With the bicentennial of the War of 1812 approaching, Canada has a bit of a problem. How to commemorate this major formative event in their history without offending the United States, who lost that war. It’s touchy business for the Harper government. On one hand, this conflict highlights the military daring and courage of the country as it repulsed an invader, but on the other, it reminds America of its not so noble land grab and one of its few military defeats.
It Was A War of Southern Aggression
The war itself was fraught with death and destruction. Both the White House and the first parliamentary buildings in Upper Canada were burned to the ground, and while Americans enjoy recounting First Lady Dolley Madison’s bravery as she rescued paintings from the East Wing (silver and other valuables were actually gathered up by her slaves), they aren’t as fond of being thought of as naked aggressors in a war that was largely about expanding the borders of the United States by forcibly annexing its neighbor to the north.
Harper’s Conservatives Driving the Commemoration
Canadians, however, are justifiably proud of their ancestors’ victory, and the Conservatives are pushing to commemorate the bicentennial not just in 2012 but beyond. Prime Minister Stephen Harper has made no secret of his desire to promote the heroism in Canada’s military past as part of the country’s national identity. The government’s message, however, focuses on the victory as an important step in the founding of Canada, steering away from any sort of one-upmanship language that might provoke Americans into viewing Canada in a negative light.

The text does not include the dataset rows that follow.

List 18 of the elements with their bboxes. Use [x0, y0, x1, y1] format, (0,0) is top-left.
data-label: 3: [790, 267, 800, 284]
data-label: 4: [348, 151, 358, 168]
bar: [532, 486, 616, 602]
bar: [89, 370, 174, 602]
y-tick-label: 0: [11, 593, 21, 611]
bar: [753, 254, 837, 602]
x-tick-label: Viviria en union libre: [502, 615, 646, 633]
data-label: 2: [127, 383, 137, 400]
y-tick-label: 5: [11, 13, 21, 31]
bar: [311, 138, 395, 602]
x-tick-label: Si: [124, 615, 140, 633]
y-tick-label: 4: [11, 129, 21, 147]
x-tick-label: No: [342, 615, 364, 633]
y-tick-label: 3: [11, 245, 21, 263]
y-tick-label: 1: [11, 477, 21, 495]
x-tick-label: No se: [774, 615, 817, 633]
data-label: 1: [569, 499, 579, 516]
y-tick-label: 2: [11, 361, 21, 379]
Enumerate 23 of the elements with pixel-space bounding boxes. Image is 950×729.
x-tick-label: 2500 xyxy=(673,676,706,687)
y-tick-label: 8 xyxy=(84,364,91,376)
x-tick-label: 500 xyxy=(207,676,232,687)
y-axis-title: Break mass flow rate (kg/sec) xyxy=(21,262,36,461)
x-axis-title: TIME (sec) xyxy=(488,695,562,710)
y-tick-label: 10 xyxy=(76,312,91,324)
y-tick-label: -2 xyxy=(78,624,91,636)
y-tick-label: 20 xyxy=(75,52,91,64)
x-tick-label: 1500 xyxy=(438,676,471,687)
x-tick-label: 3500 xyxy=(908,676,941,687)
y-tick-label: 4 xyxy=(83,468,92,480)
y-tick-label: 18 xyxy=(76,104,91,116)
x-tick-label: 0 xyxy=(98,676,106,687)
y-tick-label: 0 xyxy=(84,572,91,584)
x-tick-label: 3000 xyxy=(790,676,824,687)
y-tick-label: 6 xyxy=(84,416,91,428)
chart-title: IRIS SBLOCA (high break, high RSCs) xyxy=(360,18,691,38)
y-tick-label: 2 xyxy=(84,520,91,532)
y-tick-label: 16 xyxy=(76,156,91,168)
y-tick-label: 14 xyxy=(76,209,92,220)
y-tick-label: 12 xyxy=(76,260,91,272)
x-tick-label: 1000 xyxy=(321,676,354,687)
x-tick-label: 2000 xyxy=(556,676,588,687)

In other words, Canada is proud of the butt-kicking it gave the United States 200 years ago, but only in the “aw shucks” deferential way that America has come to expect from its “nicest” North American neighbor.
Hurt Feelings Unavoidable?
Despite the muted tone, some feel that anti-American sentiment is inevitable, and no matter how the government spins it, feelings will get hurt.
With the Conservatives promising another war monument in the National Capital region and designating the entire month of October in 2012 to commemorate key battles via hundreds of planned re-enactments and ceremonies to honor the heroes of 1812, it’s difficult to imagine hard feelings not arising. But perhaps Americans, embroiled in the last leg of what is already shaping up to be a contentious presidential election, won’t have time to notice.
How Do You Feel?
It’s an important event in Canadian history. Ask any Canadian, and they will recount the victory over the United States in 1812 with pride.
With 200 years having passed and as many years of cooperation in between, should Canada worry about American sensitivities when celebrating its own rich and amazing history? And should the Americans really care anymore about an event that they should probably feel a bit contrite about in any case? Let’s hear your thoughts.